Sunday, 26 August 2007

MUGGLETON

REVELATION CHAPTER 11

1: And there was given me a reed like unto a rod: and the angel stood, saying, “ Rise, and measure the temple of God, and the altar, and them that worship therein. 2: But the court which is without the temple leave out, and measure it not; for it is given unto the Gentiles: and the holy city shall they tread under foot forty and two months. 3: And I will give power unto my two witnesses, and they shall prophesy a thousand two hundred and threescore days, clothed in sackcloth.”4: These are the two olive trees, and the two candlesticks standing before the God of the earth. 5: “And if any man will hurt them, fire proceedeth out of their mouth, and devoureth their enemies: and if any man will hurt them, he must in this manner be killed. 6: These have power to shut heaven, that it rain not in the days of their prophecy: and have power over waters to turn them to blood, and to smite the earth with all plagues, as often as they will. 7: And when they shall have finished their testimony, the beast that ascendeth out of the bottomless pit shall make war against them, and shall overcome them, and kill them….

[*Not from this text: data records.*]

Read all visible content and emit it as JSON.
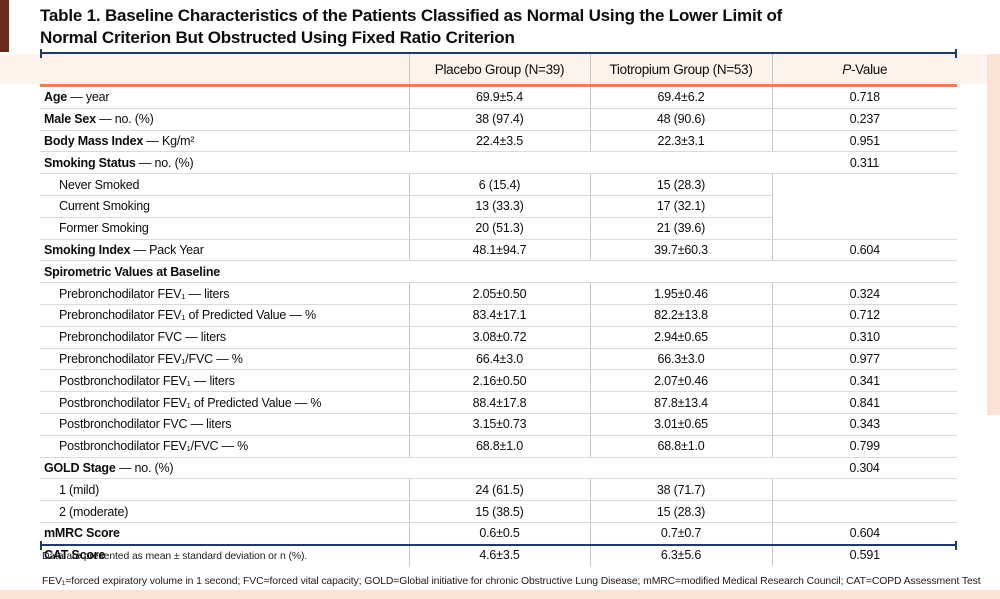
{
  "title": {
    "line1": "Table 1. Baseline Characteristics of the Patients Classified as Normal Using the Lower Limit of",
    "line2": "Normal Criterion But Obstructed Using Fixed Ratio Criterion"
  },
  "header": {
    "placebo": "Placebo Group (N=39)",
    "tiotropium": "Tiotropium Group (N=53)",
    "pvalue_italic": "P",
    "pvalue_rest": "-Value"
  },
  "rows": [
    {
      "label_bold": "Age",
      "label_rest": " — year",
      "placebo": "69.9±5.4",
      "tiotropium": "69.4±6.2",
      "p": "0.718"
    },
    {
      "label_bold": "Male Sex",
      "label_rest": " — no. (%)",
      "placebo": "38 (97.4)",
      "tiotropium": "48 (90.6)",
      "p": "0.237"
    },
    {
      "label_bold": "Body Mass Index",
      "label_rest": " — Kg/m²",
      "placebo": "22.4±3.5",
      "tiotropium": "22.3±3.1",
      "p": "0.951"
    },
    {
      "label_bold": "Smoking Status",
      "label_rest": " — no. (%)",
      "placebo": "",
      "tiotropium": "",
      "p": "0.311"
    },
    {
      "label": "Never Smoked",
      "placebo": "6 (15.4)",
      "tiotropium": "15 (28.3)",
      "p": ""
    },
    {
      "label": "Current Smoking",
      "placebo": "13 (33.3)",
      "tiotropium": "17 (32.1)",
      "p": ""
    },
    {
      "label": "Former Smoking",
      "placebo": "20 (51.3)",
      "tiotropium": "21 (39.6)",
      "p": ""
    },
    {
      "label_bold": "Smoking Index",
      "label_rest": " — Pack Year",
      "placebo": "48.1±94.7",
      "tiotropium": "39.7±60.3",
      "p": "0.604"
    },
    {
      "label_bold": "Spirometric Values at Baseline",
      "label_rest": "",
      "placebo": "",
      "tiotropium": "",
      "p": ""
    },
    {
      "label": "Prebronchodilator FEV₁ — liters",
      "placebo": "2.05±0.50",
      "tiotropium": "1.95±0.46",
      "p": "0.324"
    },
    {
      "label": "Prebronchodilator FEV₁ of Predicted Value — %",
      "placebo": "83.4±17.1",
      "tiotropium": "82.2±13.8",
      "p": "0.712"
    },
    {
      "label": "Prebronchodilator FVC — liters",
      "placebo": "3.08±0.72",
      "tiotropium": "2.94±0.65",
      "p": "0.310"
    },
    {
      "label": "Prebronchodilator FEV₁/FVC — %",
      "placebo": "66.4±3.0",
      "tiotropium": "66.3±3.0",
      "p": "0.977"
    },
    {
      "label": "Postbronchodilator FEV₁ — liters",
      "placebo": "2.16±0.50",
      "tiotropium": "2.07±0.46",
      "p": "0.341"
    },
    {
      "label": "Postbronchodilator FEV₁ of Predicted Value — %",
      "placebo": "88.4±17.8",
      "tiotropium": "87.8±13.4",
      "p": "0.841"
    },
    {
      "label": "Postbronchodilator FVC — liters",
      "placebo": "3.15±0.73",
      "tiotropium": "3.01±0.65",
      "p": "0.343"
    },
    {
      "label": "Postbronchodilator FEV₁/FVC — %",
      "placebo": "68.8±1.0",
      "tiotropium": "68.8±1.0",
      "p": "0.799"
    },
    {
      "label_bold": "GOLD Stage",
      "label_rest": " — no. (%)",
      "placebo": "",
      "tiotropium": "",
      "p": "0.304"
    },
    {
      "label": "1 (mild)",
      "placebo": "24 (61.5)",
      "tiotropium": "38 (71.7)",
      "p": ""
    },
    {
      "label": "2 (moderate)",
      "placebo": "15 (38.5)",
      "tiotropium": "15 (28.3)",
      "p": ""
    },
    {
      "label_bold": "mMRC Score",
      "label_rest": "",
      "placebo": "0.6±0.5",
      "tiotropium": "0.7±0.7",
      "p": "0.604"
    },
    {
      "label_bold": "CAT Score",
      "label_rest": "",
      "placebo": "4.6±3.5",
      "tiotropium": "6.3±5.6",
      "p": "0.591"
    }
  ],
  "footnotes": {
    "presentation": "Data are presented as mean ± standard deviation or n (%).",
    "abbreviations": "FEV₁=forced expiratory volume in 1 second; FVC=forced vital capacity; GOLD=Global initiative for chronic Obstructive Lung Disease; mMRC=modified Medical Research Council; CAT=COPD Assessment Test"
  },
  "colors": {
    "accent_maroon": "#6b2a1c",
    "rule_navy": "#1f3a68",
    "rule_orange": "#e8804f",
    "band_pink": "#fbe2d4",
    "header_band": "#fcf3ec"
  }
}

In 1652, John Reeve and his cousin Lodowick Muggleton took themselves to be the two last witnesses mentioned in this passage; which would not be very remarkable but for the fact that they commenced a religious movement known as the Muggletonians which continued for over three hundred years. The belief that Muggleton and Reeve were these persons and the odd cosmology that accompanied it seem so peculiar that it is hard to imagine how it persisted for so long. It seems to me that it could be an excellent example of the transfer of information and belief between generations by what Richard Dawkins has called “memes”, analogous to genes but not material. In more commonplace terms the argument is that information and belief passed from parent to child along with language is likely to be strongly held.

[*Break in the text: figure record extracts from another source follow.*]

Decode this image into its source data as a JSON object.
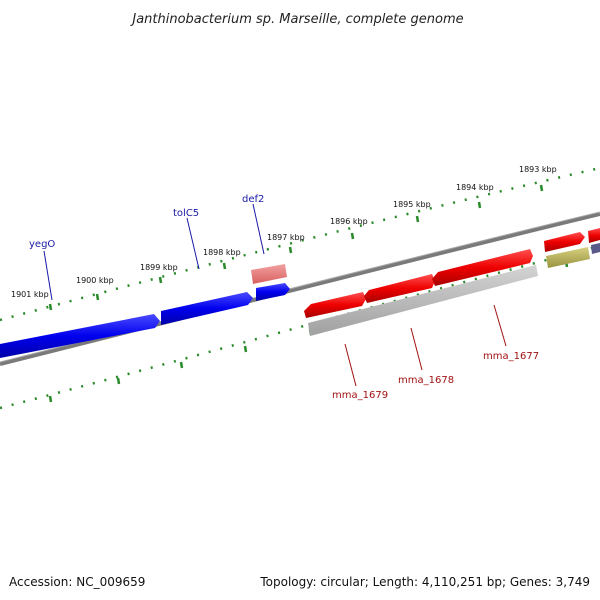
{
  "title": "Janthinobacterium sp. Marseille, complete genome",
  "footer": {
    "accession": "Accession: NC_009659",
    "summary": "Topology: circular; Length: 4,110,251 bp; Genes: 3,749"
  },
  "colors": {
    "forward_gene": "#0000ee",
    "reverse_gene": "#ee0000",
    "rna_gene": "#ee7a7a",
    "tick": "#2a8a2a",
    "backbone": "#7a7a7a",
    "gray_feature": "#b8b8b8",
    "olive_feature": "#b8b060",
    "blue_label": "#1a1aa6",
    "red_label": "#a11212"
  },
  "kbp_labels": [
    "1901 kbp",
    "1900 kbp",
    "1899 kbp",
    "1898 kbp",
    "1897 kbp",
    "1896 kbp",
    "1895 kbp",
    "1894 kbp",
    "1893 kbp"
  ],
  "gene_labels_forward": [
    "yegO",
    "tolC5",
    "def2"
  ],
  "gene_labels_reverse": [
    "mma_1679",
    "mma_1678",
    "mma_1677"
  ]
}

I am not sure that the meme hypothesis is of much assistance but the way in which tradition and belief pass from generation to generation is interesting.

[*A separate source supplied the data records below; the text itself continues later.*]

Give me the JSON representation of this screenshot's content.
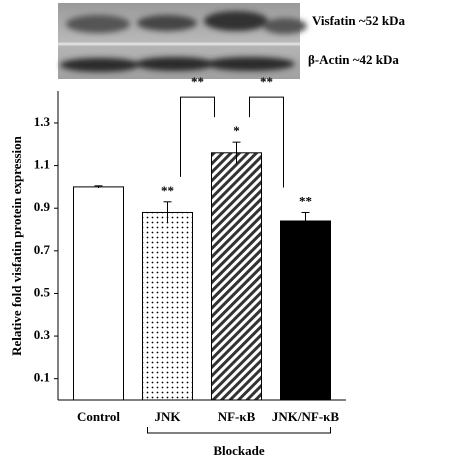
{
  "blot": {
    "labels": [
      "Visfatin ~52 kDa",
      "β-Actin ~42 kDa"
    ]
  },
  "chart_data": {
    "type": "bar",
    "y_label": "Relative fold visfatin protein expression",
    "categories": [
      "Control",
      "JNK",
      "NF-κB",
      "JNK/NF-κB"
    ],
    "values": [
      1.0,
      0.88,
      1.16,
      0.84
    ],
    "errors": [
      0.005,
      0.05,
      0.05,
      0.04
    ],
    "fills": [
      "white",
      "dots",
      "hatch",
      "black"
    ],
    "bar_labels": [
      null,
      "**",
      "*",
      "**"
    ],
    "comparisons": [
      {
        "label": "**",
        "from": "JNK",
        "to": "NF-κB"
      },
      {
        "label": "**",
        "from": "NF-κB",
        "to": "JNK/NF-κB"
      }
    ],
    "group": {
      "label": "Blockade",
      "from": "JNK",
      "to": "JNK/NF-κB"
    },
    "ylim": [
      0,
      1.45
    ],
    "yticks": [
      0.1,
      0.3,
      0.5,
      0.7,
      0.9,
      1.1,
      1.3
    ],
    "grid": false
  }
}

I have wanted to find a more detailed history of the Muggletonians both as an example of this process and out of interest in the sheer oddity of the sect. The TLS of August 17 includes a review of LAST WITNESSES by William Lamont published last year. The author has had the use of a remarkable archive of Muggletonian records found at a farm in Kent in 1974. The book traces the sect from 1652 to the death of its last member in 1979. I hope to get hold of the book soon and discover more.